Andrea Marchisio

Andrea Marchisio pittore quadro dipinto ritratto

Biografia di Andrea Marchisio

Origini e formazione

Andrea Marchisio nacque nel contesto piemontese di fine Ottocento, in una famiglia che favorì il suo precoce interesse per le arti figurative. Fin da giovanissimo mostrò un talento naturale per il disegno e la pittura, tanto che fu indirizzato verso l’Accademia Albertina di Torino, dove studiò sotto la guida di maestri dell’ambiente piemontese. Qui apprese le solide basi accademiche del disegno anatomico e della composizione classica.

La sua formazione fu segnata dall’interesse per la ritrattistica e dalla frequentazione degli ambienti artistici torinesi. Marchisio assorbì la lezione della tradizione figurativa ottocentesca piemontese, sviluppando una sensibilità particolare per la resa psicologica dei soggetti borghesi e aristocratici.

Fasi e periodi della produzione

La carriera artistica di Andrea Marchisio si sviluppa tra gli ultimi decenni dell’Ottocento e il primo Novecento. La fase iniziale è caratterizzata da ritratti familiari, studi dal vero e paesaggi piemontesi. Tra il 1895 e il 1915 raggiunge la piena maturità artistica, consolidando uno stile elegante e raffinato.

Negli anni ’20 e ’30 Marchisio lavora intensamente per la committenza torinese, realizzando ritratti ufficiali e scene di genere. L’ultima fase della sua produzione mostra una maggiore sintesi compositiva ma conserva intatta la qualità tecnica e l’eleganza stilistica.

Temi e soggetti ricorrenti

Andrea Marchisio è noto soprattutto per i ritratti della borghesia e dell’aristocrazia piemontese: signore eleganti, professionisti, militari, notabili locali. Le sue figure femminili sono rappresentate con grande raffinatezza, in abiti d’epoca e ambientazioni domestiche lussuose.

Accanto ai ritratti dipinse scene di genere con conversazioni tra signore, momenti familiari e interni borghesi. I suoi paesaggi piemontesi, pur meno frequenti, mostrano una sensibilità per la luce naturale e l’atmosfera collinare tipica del territorio torinese.

Stile

Lo stile di Marchisio è elegante e controllato, perfetto per la committenza borghese. Il disegno è di precisione accademica, con particolare attenzione all’anatomia e alla posa. La pennellata è morbida e levigata, capace di rendere i tessuti con straordinaria qualità tattile.

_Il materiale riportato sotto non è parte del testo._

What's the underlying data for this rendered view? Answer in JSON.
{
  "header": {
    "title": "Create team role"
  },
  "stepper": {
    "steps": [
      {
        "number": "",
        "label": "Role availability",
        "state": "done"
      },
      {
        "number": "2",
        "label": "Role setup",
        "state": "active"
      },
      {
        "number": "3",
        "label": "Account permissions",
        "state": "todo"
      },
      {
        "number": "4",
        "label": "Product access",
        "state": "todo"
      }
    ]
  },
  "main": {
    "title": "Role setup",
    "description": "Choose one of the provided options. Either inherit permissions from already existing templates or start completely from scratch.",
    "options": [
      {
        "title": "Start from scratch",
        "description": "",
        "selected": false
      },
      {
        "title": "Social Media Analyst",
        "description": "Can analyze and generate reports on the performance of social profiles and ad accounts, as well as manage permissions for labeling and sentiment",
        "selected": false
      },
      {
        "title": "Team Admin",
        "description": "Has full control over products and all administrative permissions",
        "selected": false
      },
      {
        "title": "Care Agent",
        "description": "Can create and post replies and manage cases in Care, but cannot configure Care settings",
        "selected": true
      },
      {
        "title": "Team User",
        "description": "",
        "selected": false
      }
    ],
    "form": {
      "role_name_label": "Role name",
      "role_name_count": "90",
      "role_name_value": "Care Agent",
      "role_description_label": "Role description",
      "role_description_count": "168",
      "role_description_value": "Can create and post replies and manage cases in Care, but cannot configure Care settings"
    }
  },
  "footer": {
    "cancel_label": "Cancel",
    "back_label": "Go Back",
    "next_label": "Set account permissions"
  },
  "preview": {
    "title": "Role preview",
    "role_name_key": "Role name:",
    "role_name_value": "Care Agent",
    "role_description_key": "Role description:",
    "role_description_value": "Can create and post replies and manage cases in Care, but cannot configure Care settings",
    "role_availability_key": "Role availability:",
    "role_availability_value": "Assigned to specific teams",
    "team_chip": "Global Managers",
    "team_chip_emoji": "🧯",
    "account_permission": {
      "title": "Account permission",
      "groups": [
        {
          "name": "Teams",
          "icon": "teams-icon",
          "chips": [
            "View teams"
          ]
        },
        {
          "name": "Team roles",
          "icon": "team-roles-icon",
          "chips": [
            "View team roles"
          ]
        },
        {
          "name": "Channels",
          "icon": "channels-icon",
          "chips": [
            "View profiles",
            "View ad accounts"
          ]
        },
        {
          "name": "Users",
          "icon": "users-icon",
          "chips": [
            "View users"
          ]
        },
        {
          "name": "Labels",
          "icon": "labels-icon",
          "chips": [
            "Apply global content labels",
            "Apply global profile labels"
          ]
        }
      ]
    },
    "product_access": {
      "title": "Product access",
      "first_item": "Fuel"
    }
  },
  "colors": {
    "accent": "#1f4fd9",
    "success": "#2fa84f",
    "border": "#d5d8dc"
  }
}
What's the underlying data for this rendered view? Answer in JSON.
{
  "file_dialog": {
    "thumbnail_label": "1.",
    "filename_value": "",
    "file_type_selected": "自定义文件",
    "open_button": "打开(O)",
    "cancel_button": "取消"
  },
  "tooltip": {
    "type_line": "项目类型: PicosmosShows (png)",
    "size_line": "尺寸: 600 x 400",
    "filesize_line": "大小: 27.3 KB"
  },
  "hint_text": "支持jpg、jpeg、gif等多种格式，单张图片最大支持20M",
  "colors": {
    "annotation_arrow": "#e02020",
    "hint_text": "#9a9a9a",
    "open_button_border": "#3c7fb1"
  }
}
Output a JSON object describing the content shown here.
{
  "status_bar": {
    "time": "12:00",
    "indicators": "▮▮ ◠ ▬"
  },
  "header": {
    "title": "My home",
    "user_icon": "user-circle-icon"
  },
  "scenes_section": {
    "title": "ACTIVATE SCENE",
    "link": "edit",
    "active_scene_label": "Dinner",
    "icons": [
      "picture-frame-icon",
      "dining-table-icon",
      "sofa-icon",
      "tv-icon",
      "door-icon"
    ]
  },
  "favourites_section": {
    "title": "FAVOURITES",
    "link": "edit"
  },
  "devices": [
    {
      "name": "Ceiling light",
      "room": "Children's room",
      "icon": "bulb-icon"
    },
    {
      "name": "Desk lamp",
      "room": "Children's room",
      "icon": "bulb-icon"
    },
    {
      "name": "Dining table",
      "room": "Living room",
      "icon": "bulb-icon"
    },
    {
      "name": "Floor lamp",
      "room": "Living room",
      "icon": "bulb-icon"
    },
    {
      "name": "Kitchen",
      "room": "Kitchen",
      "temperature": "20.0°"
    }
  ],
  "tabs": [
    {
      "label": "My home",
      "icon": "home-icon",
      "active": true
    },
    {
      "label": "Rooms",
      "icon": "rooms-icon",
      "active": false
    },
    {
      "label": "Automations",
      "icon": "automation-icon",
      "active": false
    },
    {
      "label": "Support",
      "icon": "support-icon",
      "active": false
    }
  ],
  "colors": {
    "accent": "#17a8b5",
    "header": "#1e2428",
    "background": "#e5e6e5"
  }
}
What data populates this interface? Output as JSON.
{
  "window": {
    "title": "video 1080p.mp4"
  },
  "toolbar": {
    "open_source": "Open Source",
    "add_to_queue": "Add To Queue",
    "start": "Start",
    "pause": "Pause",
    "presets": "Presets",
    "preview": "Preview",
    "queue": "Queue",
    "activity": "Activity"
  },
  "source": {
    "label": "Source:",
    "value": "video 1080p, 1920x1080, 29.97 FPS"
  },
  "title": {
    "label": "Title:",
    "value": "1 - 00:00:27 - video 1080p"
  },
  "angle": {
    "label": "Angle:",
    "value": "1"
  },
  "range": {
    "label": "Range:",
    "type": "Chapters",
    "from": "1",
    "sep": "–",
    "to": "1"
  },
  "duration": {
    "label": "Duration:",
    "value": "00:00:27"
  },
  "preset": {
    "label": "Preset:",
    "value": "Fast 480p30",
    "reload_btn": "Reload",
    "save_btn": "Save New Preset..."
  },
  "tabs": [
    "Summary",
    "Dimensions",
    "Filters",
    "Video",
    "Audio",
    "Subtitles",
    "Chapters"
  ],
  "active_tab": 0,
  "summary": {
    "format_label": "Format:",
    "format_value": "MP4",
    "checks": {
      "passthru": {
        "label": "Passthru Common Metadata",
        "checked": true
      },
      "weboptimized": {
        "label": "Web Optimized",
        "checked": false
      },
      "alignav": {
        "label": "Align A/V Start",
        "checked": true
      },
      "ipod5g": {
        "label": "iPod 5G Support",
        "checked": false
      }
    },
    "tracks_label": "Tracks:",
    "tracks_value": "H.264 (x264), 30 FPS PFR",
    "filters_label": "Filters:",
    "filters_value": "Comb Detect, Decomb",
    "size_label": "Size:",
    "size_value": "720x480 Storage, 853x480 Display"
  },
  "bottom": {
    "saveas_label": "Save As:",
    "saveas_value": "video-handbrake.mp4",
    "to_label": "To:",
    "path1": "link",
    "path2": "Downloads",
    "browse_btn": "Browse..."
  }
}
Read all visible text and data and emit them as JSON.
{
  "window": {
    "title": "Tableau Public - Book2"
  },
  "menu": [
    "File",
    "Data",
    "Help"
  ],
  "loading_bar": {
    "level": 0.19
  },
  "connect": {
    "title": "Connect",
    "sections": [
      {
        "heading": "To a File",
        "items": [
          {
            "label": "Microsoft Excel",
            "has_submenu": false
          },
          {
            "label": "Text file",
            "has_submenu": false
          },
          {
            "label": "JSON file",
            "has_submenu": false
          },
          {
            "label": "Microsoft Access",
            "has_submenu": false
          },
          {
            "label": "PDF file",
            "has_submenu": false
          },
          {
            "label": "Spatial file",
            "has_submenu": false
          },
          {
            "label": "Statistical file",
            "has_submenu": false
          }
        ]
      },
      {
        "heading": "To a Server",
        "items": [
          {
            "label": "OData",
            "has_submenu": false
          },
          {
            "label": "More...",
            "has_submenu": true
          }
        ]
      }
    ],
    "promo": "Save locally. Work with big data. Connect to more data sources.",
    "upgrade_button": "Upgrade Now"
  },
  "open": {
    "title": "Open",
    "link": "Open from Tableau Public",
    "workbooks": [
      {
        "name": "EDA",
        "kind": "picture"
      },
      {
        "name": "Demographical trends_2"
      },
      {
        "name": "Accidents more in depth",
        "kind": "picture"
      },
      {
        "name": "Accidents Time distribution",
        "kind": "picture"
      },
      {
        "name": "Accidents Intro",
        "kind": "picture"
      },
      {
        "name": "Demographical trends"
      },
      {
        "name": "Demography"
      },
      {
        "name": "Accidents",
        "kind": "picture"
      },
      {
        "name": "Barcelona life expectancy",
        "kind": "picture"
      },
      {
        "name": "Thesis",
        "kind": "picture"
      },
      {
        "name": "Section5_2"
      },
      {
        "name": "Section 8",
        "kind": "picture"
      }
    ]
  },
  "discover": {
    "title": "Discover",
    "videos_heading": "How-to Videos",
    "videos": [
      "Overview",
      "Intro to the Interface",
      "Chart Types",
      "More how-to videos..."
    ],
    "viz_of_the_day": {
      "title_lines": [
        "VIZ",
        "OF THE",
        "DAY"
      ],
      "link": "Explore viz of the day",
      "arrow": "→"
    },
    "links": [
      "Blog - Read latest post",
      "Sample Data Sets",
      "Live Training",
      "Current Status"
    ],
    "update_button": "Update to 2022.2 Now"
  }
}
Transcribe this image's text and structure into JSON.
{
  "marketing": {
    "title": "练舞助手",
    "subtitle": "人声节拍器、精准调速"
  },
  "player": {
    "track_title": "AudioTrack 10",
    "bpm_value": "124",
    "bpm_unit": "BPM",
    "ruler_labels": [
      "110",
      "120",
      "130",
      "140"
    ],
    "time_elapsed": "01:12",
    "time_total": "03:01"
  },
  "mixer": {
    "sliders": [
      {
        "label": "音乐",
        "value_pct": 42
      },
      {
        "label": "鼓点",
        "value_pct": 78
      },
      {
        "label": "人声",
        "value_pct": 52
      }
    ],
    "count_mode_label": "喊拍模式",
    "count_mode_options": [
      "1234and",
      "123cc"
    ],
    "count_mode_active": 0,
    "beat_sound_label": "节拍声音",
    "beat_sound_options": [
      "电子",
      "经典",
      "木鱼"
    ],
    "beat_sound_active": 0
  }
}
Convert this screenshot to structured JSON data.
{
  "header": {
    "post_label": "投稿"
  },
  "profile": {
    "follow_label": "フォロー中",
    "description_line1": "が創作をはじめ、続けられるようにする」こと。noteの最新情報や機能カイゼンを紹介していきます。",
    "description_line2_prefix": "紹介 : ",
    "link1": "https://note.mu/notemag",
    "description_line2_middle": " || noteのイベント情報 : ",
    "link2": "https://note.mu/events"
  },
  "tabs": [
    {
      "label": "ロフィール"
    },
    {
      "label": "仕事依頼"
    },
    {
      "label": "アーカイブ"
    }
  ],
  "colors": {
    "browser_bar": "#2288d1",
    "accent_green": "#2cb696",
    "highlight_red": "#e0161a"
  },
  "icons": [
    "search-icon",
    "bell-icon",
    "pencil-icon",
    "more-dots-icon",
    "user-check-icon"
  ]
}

La tavolozza è raffinata, con toni caldi e dorati che esaltano l’eleganza dei soggetti. La luce naturale che filtra dalle grandi finestre crea effetti volumetrici sofisticati e profondità spaziale aristocratica.

Mostre e attività

Marchisio partecipò regolarmente alle Promotrici Piemontesi e alle Esposizioni Regionali di Torino, consolidando la sua reputazione presso la committenza locale. Fu pittore di riferimento per le famiglie nobili e borghesi torinesi, realizzando ritratti ufficiali che adornano ancora dimore storiche.

La sua clientela includeva professionisti liberali, militari, industriali e aristocratici minori del Piemonte. Molti suoi ritratti si trovano nelle sedi di associazioni, circoli e famiglie storiche torinesi.

Ultimi anni e morte

Negli ultimi anni Marchisio continuò la sua attività ritrattistica per committenze consolidate, mantenendo lo stesso rigore tecnico e raffinatezza stilistica. Le opere tarde mostrano una maggiore intimità compositiva ma la stessa eleganza aristocratica.

Morì lasciando una produzione apprezzata dagli appassionati di ritrattistica piemontese. Oggi è ricercato da collezionisti di pittura borghese tra Ottocento e Novecento.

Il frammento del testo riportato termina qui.